American Nazi Party registers first Washington lobbyist

  • Published
Copy of the book Mein Kampf, metal head of Adolf Hitler and Nazi swastika flag 13 March 2012
Image caption,
The American Nazi Party offers downloads of Hitler's Mein Kampf

The American Nazi Party has registered its first lobbyist in Washington DC.

John Bowles, 55, told US media he wanted to address political rights and ballot access and he expected congressmen would accept meetings.

Lobbying was something the party would "try out for the first time and see if it flies," Mr Bowles told ABC News. He registered as a lobbyist this week.

Lobbying is a common practice in US politics and lobby groups are required to disclose their interests in detail.

Mr Bowles' Capitol Hill registration also listed his lobbying interests as agriculture, clean air and water, civil rights, the constitution, healthcare, immigration, manufacturing, and retirement.

Mr Bowles said he would not be paid for his work on Capitol Hill and would take a "careful and objective" approach.

"I'm not going to go in and shove a swastika in their face," he said.

He conceded that there might be some resistance to holding meetings with him. "There might be some congressmen who crumple up the paper and some who say: 'This is interesting,'" he told ABC.

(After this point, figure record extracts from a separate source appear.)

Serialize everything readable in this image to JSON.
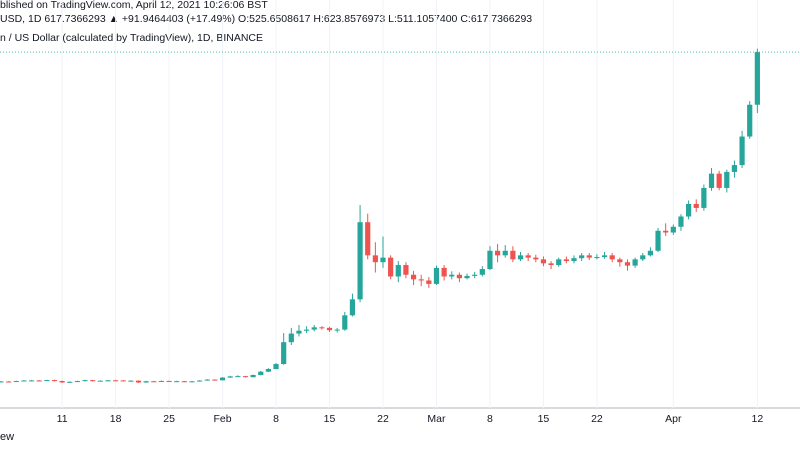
{
  "chart_data": {
    "type": "candlestick",
    "header_lines": [
      "blished on TradingView.com, April 12, 2021 10:26:06 BST",
      "USD, 1D  617.7366293  ▲ +91.9464403 (+17.49%)  O:525.6508617  H:623.8576973  L:511.1057400  C:617.7366293",
      "n / US Dollar (calculated by TradingView), 1D, BINANCE"
    ],
    "footer": "ew",
    "categories": [
      null,
      null,
      null,
      null,
      null,
      null,
      null,
      null,
      "11",
      null,
      null,
      null,
      null,
      null,
      null,
      "18",
      null,
      null,
      null,
      null,
      null,
      null,
      "25",
      null,
      null,
      null,
      null,
      null,
      null,
      "Feb",
      null,
      null,
      null,
      null,
      null,
      null,
      "8",
      null,
      null,
      null,
      null,
      null,
      null,
      "15",
      null,
      null,
      null,
      null,
      null,
      null,
      "22",
      null,
      null,
      null,
      null,
      null,
      null,
      "Mar",
      null,
      null,
      null,
      null,
      null,
      null,
      "8",
      null,
      null,
      null,
      null,
      null,
      null,
      "15",
      null,
      null,
      null,
      null,
      null,
      null,
      "22",
      null,
      null,
      null,
      null,
      null,
      null,
      null,
      null,
      null,
      "Apr",
      null,
      null,
      null,
      null,
      null,
      null,
      null,
      null,
      null,
      null,
      "12"
    ],
    "open": [
      41.0,
      41.2,
      40.8,
      41.9,
      42.9,
      43.0,
      42.6,
      43.6,
      42.0,
      39.5,
      40.6,
      41.9,
      43.5,
      41.8,
      42.5,
      43.2,
      43.0,
      42.2,
      42.6,
      39.4,
      41.6,
      41.0,
      42.1,
      41.3,
      41.7,
      40.2,
      41.5,
      42.8,
      44.5,
      43.2,
      48.0,
      50.1,
      50.5,
      48.7,
      52.5,
      58.3,
      63.0,
      71.7,
      110,
      125,
      130,
      132,
      136,
      135,
      131,
      132,
      157,
      185,
      320,
      262,
      250,
      258,
      225,
      245,
      228,
      220,
      218,
      212,
      240,
      225,
      228,
      222,
      226,
      228,
      238,
      270,
      262,
      270,
      255,
      262,
      258,
      255,
      248,
      245,
      255,
      252,
      257,
      262,
      258,
      259,
      262,
      255,
      250,
      244,
      255,
      262,
      270,
      305,
      302,
      312,
      330,
      352,
      345,
      380,
      405,
      380,
      408,
      420,
      470,
      525.6508617
    ],
    "high": [
      42.0,
      41.9,
      42.5,
      43.6,
      43.9,
      43.8,
      44.2,
      44.3,
      42.8,
      41.5,
      42.6,
      44.3,
      44.0,
      43.2,
      43.9,
      44.0,
      43.6,
      43.4,
      43.1,
      42.2,
      42.3,
      42.8,
      42.6,
      42.4,
      42.1,
      41.9,
      43.5,
      45.3,
      45.0,
      48.9,
      51.2,
      52.0,
      51.0,
      53.4,
      59.8,
      64.5,
      73.5,
      126,
      135,
      140,
      138,
      140,
      138,
      137,
      135,
      163,
      195,
      350,
      335,
      285,
      295,
      262,
      252,
      250,
      235,
      228,
      224,
      244,
      245,
      234,
      232,
      230,
      233,
      243,
      278,
      282,
      280,
      278,
      268,
      266,
      263,
      260,
      252,
      258,
      260,
      262,
      266,
      266,
      264,
      268,
      266,
      258,
      255,
      258,
      266,
      276,
      310,
      318,
      316,
      334,
      358,
      360,
      386,
      415,
      410,
      412,
      428,
      480,
      532,
      623.8576973
    ],
    "low": [
      40.2,
      40.0,
      40.3,
      41.3,
      42.2,
      41.8,
      42.0,
      41.4,
      38.6,
      39.0,
      40.0,
      41.3,
      41.0,
      41.2,
      42.0,
      42.3,
      41.5,
      41.7,
      38.5,
      39.0,
      40.5,
      40.6,
      40.9,
      41.0,
      39.7,
      39.8,
      41.0,
      42.5,
      42.7,
      43.0,
      47.5,
      49.5,
      48.0,
      48.3,
      52.0,
      57.6,
      62.5,
      70.5,
      105,
      120,
      126,
      129,
      132,
      128,
      127,
      130,
      155,
      180,
      255,
      232,
      240,
      220,
      215,
      222,
      210,
      208,
      205,
      210,
      218,
      220,
      215,
      220,
      222,
      225,
      236,
      250,
      258,
      250,
      252,
      252,
      250,
      243,
      238,
      242,
      248,
      248,
      252,
      254,
      255,
      256,
      250,
      242,
      235,
      240,
      252,
      260,
      268,
      296,
      298,
      305,
      325,
      338,
      340,
      375,
      376,
      372,
      398,
      415,
      466,
      511.10574
    ],
    "close": [
      41.2,
      40.8,
      41.9,
      42.9,
      43.0,
      42.6,
      43.6,
      42.0,
      39.5,
      40.6,
      41.9,
      43.5,
      41.8,
      42.5,
      43.2,
      43.0,
      42.2,
      42.6,
      39.4,
      41.6,
      41.0,
      42.1,
      41.3,
      41.7,
      40.2,
      41.5,
      42.8,
      44.5,
      43.2,
      48.0,
      50.1,
      50.5,
      48.7,
      52.5,
      58.3,
      63.0,
      71.7,
      110,
      125,
      130,
      132,
      136,
      135,
      131,
      132,
      157,
      185,
      320,
      262,
      250,
      258,
      225,
      245,
      228,
      220,
      218,
      212,
      240,
      225,
      228,
      222,
      226,
      228,
      238,
      270,
      262,
      270,
      255,
      262,
      258,
      255,
      248,
      245,
      255,
      252,
      257,
      262,
      258,
      259,
      262,
      255,
      250,
      244,
      255,
      262,
      270,
      305,
      302,
      312,
      330,
      352,
      345,
      380,
      405,
      380,
      408,
      420,
      470,
      525.6508617,
      617.7366293
    ],
    "up_color": "#26a69a",
    "down_color": "#ef5350",
    "ylim": [
      0,
      709
    ]
  }
}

Mr Bowles also said that his move to officially register as a lobbyist was inspired by his reading of the constitution, congressional newspaper The Hill reported.

Mr Bowles previously stood as a presidential candidate for the National Socialist Movement in 2008.

The American Nazi Party traces its ideology to George Lincoln Rockwell, who founded a post-war National Socialist white supremacist movement in the US.

The group reportedly holds meetings in South Carolina and lists a postal address via a post office box in Michigan.

The reminder of 20th Century ideology comes at the end of a week in which Florida Congressman Allen West said publicly that as many as 81 members of Congress are active members of the Communist Party.